How should I take an H2 blocker?
If you have mild reflux symptoms that occur less than two times a week, you can start with a low dose of one of the following H2 blockers: ranitidine (Zantac), famotidine (Pepcid), or cimetidine (Tagamet). All three work better when taken on an empty stomach, without food. And remember: H2 blockers are only good for short-term use.
Any treatment for acid reflux should be accompanied by diet and lifestyle changes. Aim for no late night eating, elevating your head in bed at night, getting enough sleep, and so on. If symptoms persist, you can increase the dose of these medications to twice a day for two weeks.

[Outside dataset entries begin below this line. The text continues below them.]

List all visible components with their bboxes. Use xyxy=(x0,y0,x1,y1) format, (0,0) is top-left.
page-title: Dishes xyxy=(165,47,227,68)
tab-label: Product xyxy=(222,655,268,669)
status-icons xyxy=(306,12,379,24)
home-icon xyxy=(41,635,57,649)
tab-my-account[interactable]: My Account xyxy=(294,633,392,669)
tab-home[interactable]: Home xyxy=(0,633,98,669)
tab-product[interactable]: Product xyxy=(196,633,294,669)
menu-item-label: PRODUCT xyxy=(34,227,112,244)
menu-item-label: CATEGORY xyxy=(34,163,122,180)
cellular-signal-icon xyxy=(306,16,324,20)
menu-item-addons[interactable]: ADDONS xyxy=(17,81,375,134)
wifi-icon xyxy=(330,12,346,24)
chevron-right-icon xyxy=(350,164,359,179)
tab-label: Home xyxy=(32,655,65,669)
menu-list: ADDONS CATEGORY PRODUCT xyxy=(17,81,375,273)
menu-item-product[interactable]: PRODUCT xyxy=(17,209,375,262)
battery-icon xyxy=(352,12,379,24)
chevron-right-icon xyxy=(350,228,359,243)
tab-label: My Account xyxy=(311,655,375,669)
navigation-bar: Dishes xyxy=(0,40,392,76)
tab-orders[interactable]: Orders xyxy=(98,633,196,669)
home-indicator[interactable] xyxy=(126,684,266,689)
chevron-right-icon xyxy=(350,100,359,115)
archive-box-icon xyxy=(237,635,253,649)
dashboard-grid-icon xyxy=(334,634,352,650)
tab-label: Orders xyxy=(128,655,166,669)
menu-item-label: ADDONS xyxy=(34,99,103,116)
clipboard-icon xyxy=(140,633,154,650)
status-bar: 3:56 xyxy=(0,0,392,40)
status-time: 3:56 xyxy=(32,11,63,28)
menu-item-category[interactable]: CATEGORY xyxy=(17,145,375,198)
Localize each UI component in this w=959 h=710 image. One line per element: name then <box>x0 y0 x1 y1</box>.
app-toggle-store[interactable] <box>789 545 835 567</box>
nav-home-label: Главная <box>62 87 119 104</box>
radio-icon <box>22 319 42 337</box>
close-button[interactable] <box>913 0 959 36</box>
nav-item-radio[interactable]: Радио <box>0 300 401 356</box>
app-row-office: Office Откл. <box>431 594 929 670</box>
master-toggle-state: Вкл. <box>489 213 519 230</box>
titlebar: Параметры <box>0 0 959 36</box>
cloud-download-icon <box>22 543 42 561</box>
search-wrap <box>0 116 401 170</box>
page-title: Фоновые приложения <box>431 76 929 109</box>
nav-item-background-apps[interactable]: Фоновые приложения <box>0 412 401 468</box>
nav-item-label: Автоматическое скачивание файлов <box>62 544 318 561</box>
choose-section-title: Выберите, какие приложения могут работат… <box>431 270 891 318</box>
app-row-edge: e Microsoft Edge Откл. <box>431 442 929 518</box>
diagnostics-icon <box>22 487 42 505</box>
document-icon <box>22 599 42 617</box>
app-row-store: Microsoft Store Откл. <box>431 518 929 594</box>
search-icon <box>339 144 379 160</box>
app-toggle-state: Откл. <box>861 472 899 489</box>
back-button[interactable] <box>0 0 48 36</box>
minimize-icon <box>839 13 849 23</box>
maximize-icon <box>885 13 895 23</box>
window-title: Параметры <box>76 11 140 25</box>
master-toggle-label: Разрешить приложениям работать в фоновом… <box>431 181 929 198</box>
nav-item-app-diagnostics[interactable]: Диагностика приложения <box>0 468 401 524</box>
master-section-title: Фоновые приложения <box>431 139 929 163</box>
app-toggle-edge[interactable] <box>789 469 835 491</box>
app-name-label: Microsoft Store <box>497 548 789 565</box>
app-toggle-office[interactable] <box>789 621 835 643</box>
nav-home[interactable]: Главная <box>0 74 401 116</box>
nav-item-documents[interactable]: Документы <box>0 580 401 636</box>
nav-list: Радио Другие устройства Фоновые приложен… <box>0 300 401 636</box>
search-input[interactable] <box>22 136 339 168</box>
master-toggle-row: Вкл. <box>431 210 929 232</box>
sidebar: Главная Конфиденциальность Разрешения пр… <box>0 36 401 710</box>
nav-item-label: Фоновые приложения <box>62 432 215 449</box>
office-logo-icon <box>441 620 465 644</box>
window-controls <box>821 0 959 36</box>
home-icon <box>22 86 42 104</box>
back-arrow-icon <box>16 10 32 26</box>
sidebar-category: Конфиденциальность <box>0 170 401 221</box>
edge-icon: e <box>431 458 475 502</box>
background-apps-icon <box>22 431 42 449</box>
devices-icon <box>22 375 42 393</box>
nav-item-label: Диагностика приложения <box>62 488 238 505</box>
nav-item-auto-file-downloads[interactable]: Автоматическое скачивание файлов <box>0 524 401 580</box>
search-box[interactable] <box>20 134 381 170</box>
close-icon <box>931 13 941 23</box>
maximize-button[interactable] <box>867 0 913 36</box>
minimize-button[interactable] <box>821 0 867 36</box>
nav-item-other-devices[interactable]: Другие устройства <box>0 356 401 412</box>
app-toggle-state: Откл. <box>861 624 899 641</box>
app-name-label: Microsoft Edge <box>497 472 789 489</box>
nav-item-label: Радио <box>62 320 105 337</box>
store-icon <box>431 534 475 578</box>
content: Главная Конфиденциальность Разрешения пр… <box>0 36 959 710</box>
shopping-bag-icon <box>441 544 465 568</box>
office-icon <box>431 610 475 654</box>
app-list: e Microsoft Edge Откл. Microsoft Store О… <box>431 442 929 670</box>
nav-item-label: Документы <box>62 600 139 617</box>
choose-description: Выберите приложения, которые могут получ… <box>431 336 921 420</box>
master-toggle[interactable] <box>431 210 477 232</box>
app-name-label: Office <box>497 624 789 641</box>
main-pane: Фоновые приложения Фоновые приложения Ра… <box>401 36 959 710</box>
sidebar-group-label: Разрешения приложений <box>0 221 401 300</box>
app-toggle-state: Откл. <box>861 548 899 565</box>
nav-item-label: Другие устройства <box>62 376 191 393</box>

Once your acid reflux improves, stop the medication. It’s very important to know that almost all H2 blockers don’t work well after two to six weeks. The stomach adjusts and they become much less effective.

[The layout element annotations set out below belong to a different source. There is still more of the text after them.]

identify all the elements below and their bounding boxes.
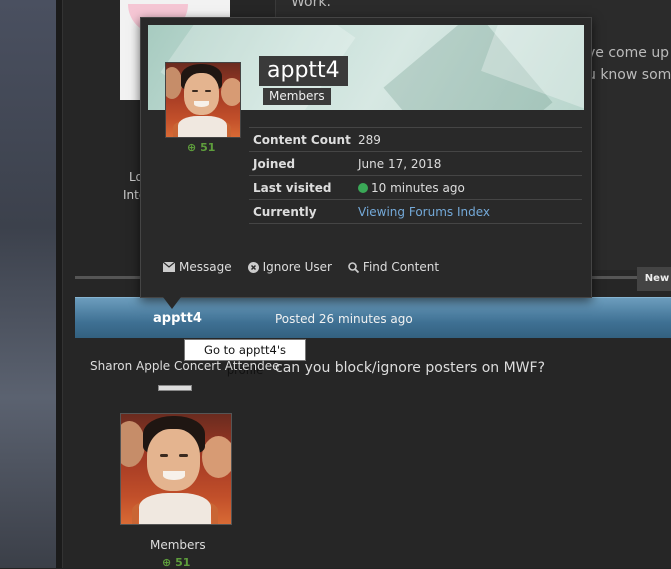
hovercard-actions: Message Ignore User Find Content — [163, 260, 439, 274]
ignore-user-button[interactable]: Ignore User — [247, 260, 332, 274]
previous-post-text: Work. — [291, 0, 331, 10]
post-content: can you block/ignore posters on MWF? — [275, 360, 546, 376]
background-photo — [0, 0, 62, 568]
hovercard-stats: Content Count 289 Joined June 17, 2018 L… — [249, 127, 582, 224]
stat-content-count: Content Count 289 — [249, 127, 582, 151]
times-circle-icon — [247, 261, 259, 273]
stat-joined: Joined June 17, 2018 — [249, 151, 582, 175]
plus-circle-icon: ⊕ — [187, 141, 197, 154]
profile-tooltip: Go to apptt4's profile — [184, 339, 306, 377]
previous-post-text: ve come up w — [587, 45, 671, 61]
stat-last-visited: Last visited 10 minutes ago — [249, 175, 582, 199]
search-icon — [348, 261, 359, 273]
post-author-reputation: ⊕ 51 — [162, 556, 191, 569]
post-author-group: Members — [150, 538, 206, 552]
stat-currently: Currently Viewing Forums Index — [249, 199, 582, 224]
hovercard-reputation: ⊕ 51 — [187, 141, 216, 154]
post-timestamp[interactable]: Posted 26 minutes ago — [275, 312, 413, 326]
hovercard-pointer — [163, 297, 181, 309]
user-hovercard: apptt4 Members ⊕ 51 Content Count 289 Jo… — [140, 17, 592, 309]
previous-post-text: u know some — [587, 67, 671, 83]
envelope-icon — [163, 262, 175, 272]
hovercard-avatar[interactable] — [165, 62, 241, 138]
post-author-link[interactable]: apptt4 — [153, 311, 202, 326]
plus-circle-icon: ⊕ — [162, 556, 172, 569]
message-button[interactable]: Message — [163, 260, 232, 274]
currently-location-link[interactable]: Viewing Forums Index — [358, 205, 490, 219]
rank-bar — [158, 385, 192, 391]
post-author-avatar[interactable] — [120, 413, 232, 525]
user-title: Sharon Apple Concert Attendee — [90, 359, 280, 373]
find-content-button[interactable]: Find Content — [348, 260, 439, 274]
online-status-icon — [358, 183, 368, 193]
hovercard-group: Members — [263, 88, 331, 105]
new-reply-button[interactable]: New — [637, 267, 671, 291]
hovercard-username[interactable]: apptt4 — [259, 56, 348, 86]
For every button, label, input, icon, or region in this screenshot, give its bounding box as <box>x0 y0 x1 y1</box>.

Which H2 blocker is the best?
Ranitidine (Zantac). Compare to cimetidine (Tagamet), ranitidine is better at lowering acidity and relieving heartburn symptoms. With respect to famotidine (Pepcid), ranitidine has been shown in research to work faster. So, ranitidine appears to edge out the others here.
Proton-pump inhibitors — when H2 blockers don’t help
If after a couple weeks of taking H2 blockers your acid reflux symptoms still aren’t letting up, stop them and try a proton-pump inhibitor (PPI) once daily. These include omeprazole (Prilosec), pantoprazole (Protonix), and esomeprazole (Nexium), all now available with a prescription or over the counter. If your symptoms are under control using a PPI, continue taking it for 8 weeks. If your symptoms are not controlled, this is where you’ll come see us, your primary care doctors.
Antacids — for quick relief
Yes, you can take antacids too.
H2 blockers and proton-pump inhibitors work better than antacids, but if you need something for very quick relief, antacids are an option. Antacids don’t do anything to prevent GERD, but they can be used on demand for symptom relief.
Common antacids contain calcium carbonate (Tums, Rolaids) and/or magnesium (Mylanta, Maalox, milk of magnesia), and provide relief of heartburn within five minutes. However, they only work temporarily — for 30 to 60 minutes tops.